Lecture 1: Legendary Beginnings: Shoki-Imari and Ko-Kutani Porcelain
Prior to the 17th century, Japan relied on foreign trade, primarily with China, for the consumption of porcelain. This changed around 1610 with the discovery of kaolin deposits in Arita. Key figures contributed to Japan's ability to quickly produce a suitable substitute for Chinese porcelain for both a domestic and foreign market. With the decline and eventual collapse of China's Ming dynasty (1364-1644), Japan became a leading supplier of porcelain, which introduced further investment and innovation contributing to the development of polychrome decoration found on early Ko-Kutani porcelain. This lecture explores the origins of Japanese porcelain production by looking at the development of form and decoration in early Japanese wares.
Lecture 2: Gifts Worthy of the Shogun: Nabeshima Porcelain
In the Edo period (1615-1868), Japan experienced a new era of peace and stability under the governance of the Tokugawa shogunate, based in Edo (modern day Tokyo). To maintain control over his subjects, the shogun required vassal lords called daimyo to present goods and to reside during alternate years between their home and the de facto ruling capital. Sumptuary regulations controlled public decorum, affecting all manner of behavior such as dining, where Nabeshima porcelain was used and appreciated beyond its utilitarian function.
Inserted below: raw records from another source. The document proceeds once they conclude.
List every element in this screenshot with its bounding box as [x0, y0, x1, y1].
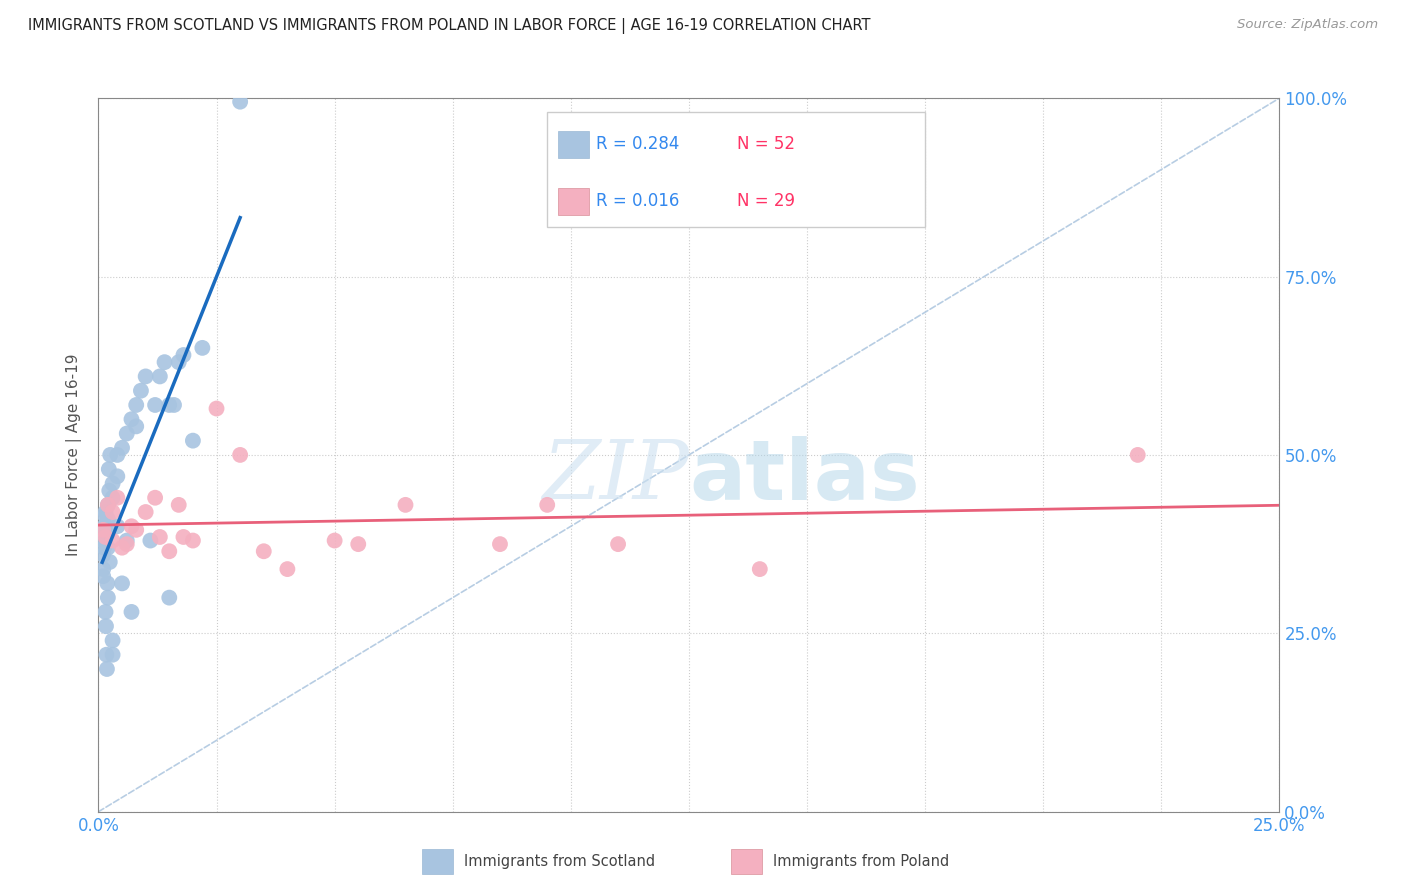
Point — [97, 526, 120, 541]
Point — [172, 348, 194, 362]
Point — [91, 569, 114, 583]
Text: Immigrants from Scotland: Immigrants from Scotland — [464, 855, 655, 869]
Point — [121, 412, 143, 426]
Point — [111, 541, 134, 555]
Point — [167, 355, 190, 369]
Point — [93, 541, 115, 555]
Point — [94, 505, 117, 519]
Point — [229, 95, 252, 109]
Point — [157, 398, 180, 412]
Point — [91, 548, 114, 562]
Point — [98, 555, 121, 569]
Point — [115, 537, 138, 551]
Point — [489, 537, 512, 551]
Point — [143, 491, 166, 505]
Point — [97, 591, 120, 605]
Point — [181, 533, 204, 548]
Point — [94, 605, 117, 619]
Text: R = 0.284: R = 0.284 — [596, 136, 679, 153]
Point — [94, 619, 117, 633]
Point — [94, 530, 117, 544]
Point — [323, 533, 346, 548]
Point — [125, 419, 148, 434]
Point — [253, 544, 276, 558]
Point — [143, 398, 166, 412]
Point — [96, 662, 118, 676]
Text: ZIP: ZIP — [543, 436, 689, 516]
Text: N = 52: N = 52 — [737, 136, 794, 153]
Point — [135, 369, 157, 384]
Text: Source: ZipAtlas.com: Source: ZipAtlas.com — [1237, 18, 1378, 31]
Point — [93, 519, 115, 533]
Point — [394, 498, 416, 512]
Text: atlas: atlas — [689, 436, 920, 516]
Point — [153, 355, 176, 369]
Point — [96, 576, 118, 591]
Text: IMMIGRANTS FROM SCOTLAND VS IMMIGRANTS FROM POLAND IN LABOR FORCE | AGE 16-19 CO: IMMIGRANTS FROM SCOTLAND VS IMMIGRANTS F… — [28, 18, 870, 34]
Point — [101, 476, 124, 491]
Point — [135, 505, 157, 519]
Point — [121, 519, 143, 533]
Text: R = 0.016: R = 0.016 — [596, 193, 679, 211]
Point — [91, 523, 114, 537]
Point — [347, 537, 370, 551]
Point — [98, 483, 121, 498]
Point — [101, 648, 124, 662]
Point — [101, 505, 124, 519]
Text: N = 29: N = 29 — [737, 193, 794, 211]
Point — [97, 462, 120, 476]
Point — [181, 434, 204, 448]
Point — [96, 648, 118, 662]
Point — [191, 341, 214, 355]
Point — [129, 384, 152, 398]
Point — [121, 605, 143, 619]
Point — [97, 541, 120, 555]
Point — [97, 498, 120, 512]
Point — [111, 576, 134, 591]
Point — [229, 448, 252, 462]
Point — [91, 533, 114, 548]
Point — [97, 498, 120, 512]
Point — [157, 591, 180, 605]
Point — [97, 512, 120, 526]
Point — [536, 498, 558, 512]
Point — [115, 533, 138, 548]
Y-axis label: In Labor Force | Age 16-19: In Labor Force | Age 16-19 — [66, 353, 83, 557]
Point — [748, 562, 770, 576]
Point — [167, 498, 190, 512]
Point — [276, 562, 298, 576]
Text: Immigrants from Poland: Immigrants from Poland — [773, 855, 949, 869]
Point — [105, 469, 128, 483]
Point — [149, 369, 172, 384]
Point — [125, 523, 148, 537]
Point — [125, 398, 148, 412]
Point — [91, 523, 114, 537]
Point — [157, 544, 180, 558]
Point — [101, 533, 124, 548]
Point — [105, 448, 128, 462]
Point — [205, 401, 228, 416]
Point — [115, 426, 138, 441]
Point — [105, 491, 128, 505]
Point — [101, 633, 124, 648]
Point — [163, 398, 186, 412]
Point — [105, 519, 128, 533]
Point — [111, 441, 134, 455]
Point — [149, 530, 172, 544]
Point — [172, 530, 194, 544]
Point — [139, 533, 162, 548]
Point — [607, 537, 630, 551]
Point — [1126, 448, 1149, 462]
Point — [98, 448, 121, 462]
Point — [91, 562, 114, 576]
Point — [94, 508, 117, 523]
Point — [101, 491, 124, 505]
Nabeshima porcelain was made for the shogun's pleasure, hence its rarity and limited representation in collections outside of Japan. It is admired for its technical achievement, which required the very best potters and decorators whose skill and livelihood were supported by the Nabeshima daimyo. The Macdonald Collection features 17th century examples of Nabeshima porcelain from its early to peak periods of productions, reflecting the development of form and decoration characteristic of this type. This lecture will discuss the significance of Nabeshima porcelain and its use at court.
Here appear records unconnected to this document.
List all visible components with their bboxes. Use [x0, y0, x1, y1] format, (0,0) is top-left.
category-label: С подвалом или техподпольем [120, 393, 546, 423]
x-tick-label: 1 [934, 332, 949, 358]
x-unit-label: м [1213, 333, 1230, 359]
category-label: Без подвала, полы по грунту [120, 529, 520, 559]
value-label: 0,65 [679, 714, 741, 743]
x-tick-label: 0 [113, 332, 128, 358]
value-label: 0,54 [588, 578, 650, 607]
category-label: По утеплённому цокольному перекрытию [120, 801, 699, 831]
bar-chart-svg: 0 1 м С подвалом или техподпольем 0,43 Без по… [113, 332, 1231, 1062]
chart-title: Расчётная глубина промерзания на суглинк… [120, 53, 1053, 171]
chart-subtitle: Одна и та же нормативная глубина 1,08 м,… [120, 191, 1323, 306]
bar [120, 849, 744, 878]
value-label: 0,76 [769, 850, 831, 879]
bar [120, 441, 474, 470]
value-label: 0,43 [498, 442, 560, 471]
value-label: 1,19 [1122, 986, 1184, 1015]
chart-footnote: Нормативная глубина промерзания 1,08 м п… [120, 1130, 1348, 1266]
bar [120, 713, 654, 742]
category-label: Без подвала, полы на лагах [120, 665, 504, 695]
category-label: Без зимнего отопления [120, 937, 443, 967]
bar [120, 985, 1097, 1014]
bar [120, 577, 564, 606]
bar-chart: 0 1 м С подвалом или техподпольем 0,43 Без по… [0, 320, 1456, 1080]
Lecture 3: “Prodigious, Fine Old Japan”: The Legacy of Kakiemon
The consumption of oriental porcelain in Europe dates back as early as the 14th century, beginning with the introduction of Chinese porcelain. Its properties of translucency and impermeability elicited both fascination and admiration as a luxury object afforded only by the nobility. By the 17th century, direct trade with China and Japan supplied porcelain for insatiable collectors, most notably Augustus the Strong (1670-1730), the Elector of Saxony and King of Poland. His self-described "maladie de porcelaine" spurred the creation of the Meissen manufactory near Dresden after the discovery of the recipe for hard-paste porcelain in Europe by the alchemist, Johann Friedrich Böttger (1682-1719). With the introduction of Meissen the secret of porcelain production soon spread across Europe. The earliest examples featured designs inspired by Chinese and Japanese prototypes, where the Japanese Kakiemon style was particularly popular and widely adapted at manufactories from Meissen in Germany to Chantilly in France and Bow and Chelsea in London. This lecture will introduce rare examples of Japanese-inspired European porcelain in the Macdonald Collection and will discuss the application and widespread desire for Kakiemon porcelain from the 18th century to today.